Abraham Journeying - Gustave Dore
The author of Hebrews uses this as a model for a new generation, to help them see that with the life, death and resurrection of Jesus, a truly faith filled orientation to the future is enlarged. We can now set our hopes on a promised land far richer than a stretch of territory, and on belonging to a 'family' far greater than innumerable tribal descendants. This echoes the words of Jesus in the Gospel passage from Luke - 'Do not be afraid, little flock, for it is your Father's good pleasure to give you the kingdom'. Faith in this promise, though, implies a different attitude to the present -- one that focusses on the truly important (because 'Where your treasure is, there will you heart be also') and shows a constant readiness to respond to the call of Jesus (because 'Blessed are those slaves whom the master finds alert when he comes').

Wednesday, July 27, 2016

PENTECOST XI Proper 13 2016

Rembrandt - The Rich Man from the Parable (1627)
  • Hosea 11:1-11 and Psalm 107:1-9, 43  • 
  • Ecclesiastes 1:2, 12-14; 2:18-23 and Psalm 49:1-12  • 
  • Colossians 3:1-11  • 
  • Luke 12:13-21
    • Generally speaking, people in the modern world are haunted by two great fears -- poverty and violent attack. Fear of the first, curiously, has grown rather than diminished as the world has become wealthier. One consequence is that economic growth is always a key concern -- and promise -- in elections and political campaigns. The second great fear underwent an important change in the course of the 20th century -- from war, to cold war, to terrorism -- each of them serving to sustain an intense anxiety about safety and security.

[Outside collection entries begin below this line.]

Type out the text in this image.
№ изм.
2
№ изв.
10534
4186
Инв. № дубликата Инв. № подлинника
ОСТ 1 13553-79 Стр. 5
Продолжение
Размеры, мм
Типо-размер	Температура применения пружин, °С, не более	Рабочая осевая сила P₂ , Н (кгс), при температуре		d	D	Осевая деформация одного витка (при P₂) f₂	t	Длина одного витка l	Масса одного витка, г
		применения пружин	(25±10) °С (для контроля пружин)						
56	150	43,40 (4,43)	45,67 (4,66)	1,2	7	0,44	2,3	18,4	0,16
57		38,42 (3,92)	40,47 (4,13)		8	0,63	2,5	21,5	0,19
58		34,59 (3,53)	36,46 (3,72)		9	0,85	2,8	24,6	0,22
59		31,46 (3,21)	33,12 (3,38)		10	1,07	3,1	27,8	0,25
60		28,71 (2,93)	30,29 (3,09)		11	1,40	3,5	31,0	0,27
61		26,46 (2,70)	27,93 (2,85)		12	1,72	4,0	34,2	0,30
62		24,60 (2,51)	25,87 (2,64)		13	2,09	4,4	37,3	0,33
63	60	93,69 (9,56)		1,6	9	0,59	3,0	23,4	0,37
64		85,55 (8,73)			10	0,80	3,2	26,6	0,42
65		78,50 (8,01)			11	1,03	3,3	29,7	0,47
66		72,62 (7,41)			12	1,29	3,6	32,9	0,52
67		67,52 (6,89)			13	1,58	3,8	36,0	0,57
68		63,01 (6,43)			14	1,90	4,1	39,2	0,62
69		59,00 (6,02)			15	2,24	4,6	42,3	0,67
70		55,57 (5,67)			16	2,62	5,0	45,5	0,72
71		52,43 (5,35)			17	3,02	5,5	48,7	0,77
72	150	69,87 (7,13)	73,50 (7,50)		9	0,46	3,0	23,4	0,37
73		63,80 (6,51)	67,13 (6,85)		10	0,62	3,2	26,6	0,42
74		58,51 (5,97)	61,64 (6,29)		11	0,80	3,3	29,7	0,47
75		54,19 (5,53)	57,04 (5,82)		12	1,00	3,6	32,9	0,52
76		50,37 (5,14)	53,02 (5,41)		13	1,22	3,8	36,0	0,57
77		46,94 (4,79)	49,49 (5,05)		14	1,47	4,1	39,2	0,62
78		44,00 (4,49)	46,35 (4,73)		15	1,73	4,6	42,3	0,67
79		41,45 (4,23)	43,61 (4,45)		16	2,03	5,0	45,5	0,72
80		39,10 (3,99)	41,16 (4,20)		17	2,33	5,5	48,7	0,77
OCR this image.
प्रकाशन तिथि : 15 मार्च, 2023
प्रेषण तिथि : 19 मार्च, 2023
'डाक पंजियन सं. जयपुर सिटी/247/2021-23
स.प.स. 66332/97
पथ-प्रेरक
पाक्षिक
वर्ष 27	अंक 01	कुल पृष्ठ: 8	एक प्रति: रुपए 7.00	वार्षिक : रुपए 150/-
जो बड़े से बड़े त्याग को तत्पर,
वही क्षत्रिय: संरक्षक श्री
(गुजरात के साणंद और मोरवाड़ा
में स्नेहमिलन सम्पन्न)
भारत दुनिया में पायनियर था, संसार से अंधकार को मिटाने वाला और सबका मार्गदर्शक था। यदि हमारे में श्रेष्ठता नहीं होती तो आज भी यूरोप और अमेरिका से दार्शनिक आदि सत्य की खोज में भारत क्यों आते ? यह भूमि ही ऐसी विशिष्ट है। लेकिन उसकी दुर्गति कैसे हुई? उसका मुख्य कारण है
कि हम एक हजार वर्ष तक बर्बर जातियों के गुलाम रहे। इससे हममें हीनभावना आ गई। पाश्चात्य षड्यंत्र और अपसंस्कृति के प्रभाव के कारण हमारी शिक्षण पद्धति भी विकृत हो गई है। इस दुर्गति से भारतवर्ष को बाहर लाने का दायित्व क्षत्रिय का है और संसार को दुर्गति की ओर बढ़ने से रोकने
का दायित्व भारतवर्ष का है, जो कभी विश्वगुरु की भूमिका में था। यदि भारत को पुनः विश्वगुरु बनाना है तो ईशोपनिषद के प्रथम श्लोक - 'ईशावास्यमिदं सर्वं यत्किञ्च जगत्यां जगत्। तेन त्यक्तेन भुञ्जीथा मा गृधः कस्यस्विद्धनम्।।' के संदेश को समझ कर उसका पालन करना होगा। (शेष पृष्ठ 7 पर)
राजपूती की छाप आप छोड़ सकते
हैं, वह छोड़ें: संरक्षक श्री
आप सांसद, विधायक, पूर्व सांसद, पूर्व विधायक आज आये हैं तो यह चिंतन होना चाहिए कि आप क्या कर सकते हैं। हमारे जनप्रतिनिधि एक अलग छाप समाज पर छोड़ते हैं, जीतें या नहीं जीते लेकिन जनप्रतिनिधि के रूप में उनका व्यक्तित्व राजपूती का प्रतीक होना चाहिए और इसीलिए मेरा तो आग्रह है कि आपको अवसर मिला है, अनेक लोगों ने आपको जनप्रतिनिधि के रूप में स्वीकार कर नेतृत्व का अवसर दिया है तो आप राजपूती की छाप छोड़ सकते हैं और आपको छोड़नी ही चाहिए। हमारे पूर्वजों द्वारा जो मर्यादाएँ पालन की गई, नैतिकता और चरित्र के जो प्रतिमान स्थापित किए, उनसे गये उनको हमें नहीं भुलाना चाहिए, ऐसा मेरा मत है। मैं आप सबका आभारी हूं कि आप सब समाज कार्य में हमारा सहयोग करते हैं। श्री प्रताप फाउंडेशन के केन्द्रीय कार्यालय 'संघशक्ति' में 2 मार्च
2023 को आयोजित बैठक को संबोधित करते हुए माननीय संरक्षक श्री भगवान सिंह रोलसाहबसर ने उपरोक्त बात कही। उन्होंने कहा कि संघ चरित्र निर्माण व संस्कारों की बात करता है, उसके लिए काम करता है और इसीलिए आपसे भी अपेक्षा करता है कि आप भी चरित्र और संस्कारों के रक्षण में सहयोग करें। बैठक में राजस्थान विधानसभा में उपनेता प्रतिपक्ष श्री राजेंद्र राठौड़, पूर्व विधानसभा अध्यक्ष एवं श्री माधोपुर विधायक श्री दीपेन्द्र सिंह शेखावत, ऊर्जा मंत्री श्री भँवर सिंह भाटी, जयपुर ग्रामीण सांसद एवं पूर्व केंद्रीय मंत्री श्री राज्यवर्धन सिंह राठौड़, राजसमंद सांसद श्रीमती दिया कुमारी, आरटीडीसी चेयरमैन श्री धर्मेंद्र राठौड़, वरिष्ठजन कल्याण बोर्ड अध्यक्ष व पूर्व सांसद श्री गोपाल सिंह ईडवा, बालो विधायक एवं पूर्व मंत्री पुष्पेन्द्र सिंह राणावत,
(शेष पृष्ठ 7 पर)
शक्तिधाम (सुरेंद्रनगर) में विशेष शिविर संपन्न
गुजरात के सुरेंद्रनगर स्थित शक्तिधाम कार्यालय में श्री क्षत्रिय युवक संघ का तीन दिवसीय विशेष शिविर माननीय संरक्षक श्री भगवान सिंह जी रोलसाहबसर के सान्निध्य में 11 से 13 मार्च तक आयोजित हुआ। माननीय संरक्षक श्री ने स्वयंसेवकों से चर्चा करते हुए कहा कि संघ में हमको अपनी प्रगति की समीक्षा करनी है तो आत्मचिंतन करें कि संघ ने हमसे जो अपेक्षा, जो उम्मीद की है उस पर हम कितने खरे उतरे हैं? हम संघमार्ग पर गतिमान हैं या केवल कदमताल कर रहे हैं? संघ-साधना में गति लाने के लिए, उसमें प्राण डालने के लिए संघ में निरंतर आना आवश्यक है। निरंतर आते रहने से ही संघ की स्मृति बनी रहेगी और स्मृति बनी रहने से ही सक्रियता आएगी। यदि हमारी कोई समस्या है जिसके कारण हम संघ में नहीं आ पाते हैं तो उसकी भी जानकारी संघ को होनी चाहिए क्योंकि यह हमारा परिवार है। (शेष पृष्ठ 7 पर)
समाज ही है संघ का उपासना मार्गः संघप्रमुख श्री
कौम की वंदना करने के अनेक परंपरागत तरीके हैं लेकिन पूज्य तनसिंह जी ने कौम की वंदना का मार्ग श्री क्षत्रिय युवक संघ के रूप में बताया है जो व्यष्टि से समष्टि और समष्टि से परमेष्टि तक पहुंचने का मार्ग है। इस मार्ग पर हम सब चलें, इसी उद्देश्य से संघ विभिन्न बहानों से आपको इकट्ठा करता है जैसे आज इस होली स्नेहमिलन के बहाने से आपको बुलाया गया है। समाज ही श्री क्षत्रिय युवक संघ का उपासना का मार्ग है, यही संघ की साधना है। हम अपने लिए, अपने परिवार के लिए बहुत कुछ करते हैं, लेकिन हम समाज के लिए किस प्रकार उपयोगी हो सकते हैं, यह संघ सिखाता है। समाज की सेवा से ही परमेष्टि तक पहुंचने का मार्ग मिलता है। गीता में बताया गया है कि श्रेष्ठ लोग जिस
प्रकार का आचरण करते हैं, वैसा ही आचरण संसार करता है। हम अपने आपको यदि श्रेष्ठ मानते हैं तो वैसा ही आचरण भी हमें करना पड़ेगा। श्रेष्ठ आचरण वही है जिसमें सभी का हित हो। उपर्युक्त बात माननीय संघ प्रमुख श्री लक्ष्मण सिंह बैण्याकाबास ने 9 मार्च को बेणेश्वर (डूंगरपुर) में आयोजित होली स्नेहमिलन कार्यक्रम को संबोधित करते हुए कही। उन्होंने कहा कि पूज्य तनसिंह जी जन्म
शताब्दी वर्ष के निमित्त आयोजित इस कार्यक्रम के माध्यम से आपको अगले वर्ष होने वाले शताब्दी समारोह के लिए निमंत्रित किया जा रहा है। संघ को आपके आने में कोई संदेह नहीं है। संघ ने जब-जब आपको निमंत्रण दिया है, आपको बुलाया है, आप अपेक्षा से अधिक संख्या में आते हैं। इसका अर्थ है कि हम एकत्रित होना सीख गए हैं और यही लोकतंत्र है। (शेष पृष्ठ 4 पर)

  • People in the world to which Jesus preached were far more vulnerable to both poverty and violence than we are. And yet in several places, including the Gospel passage for this Sunday, Jesus, far from promising prosperity, warns against the danger of wealth, and the futility of our efforts to protect it. In his letter to the Colossians, Paul takes up the same theme - 'Set your minds on things that are above, not on things that are on earth' and goes on to articulate a set of values that are to be preferred to the pursuit of sexual satisfaction and material wealth.

  • If these truly are 'Christian values', there could hardly be a sharper contrast with the values of our consumerist world which ranks sexual activity and material possession very highly. Could these 'other worldly' values have any relevance or pulling power in such a world? The answer is that they must. At the heart of the Gospel message is the perception that wealth is only as valuable as the things it is spent on, and that power is only as valuable as the things it secures. So deciding what things are truly valuable is inescapable.

Burne-Jones Love leading the Pilgrim
It is a profound mistake to interpret (and discount) 'things that are above' as some sort of imaginary 'pie in the sky when you die'. The heavenly 'things' include love, truth, beauty, integrity, grace -- values that every human being can meaningfully aspire to, even if ever increasing levels of economic prosperity or political security are at risk. The danger Christ alerts us to is that of mistaking means for ends. Possessed as we are of greater wealth and power than human beings have ever known, that is a different but no less real danger.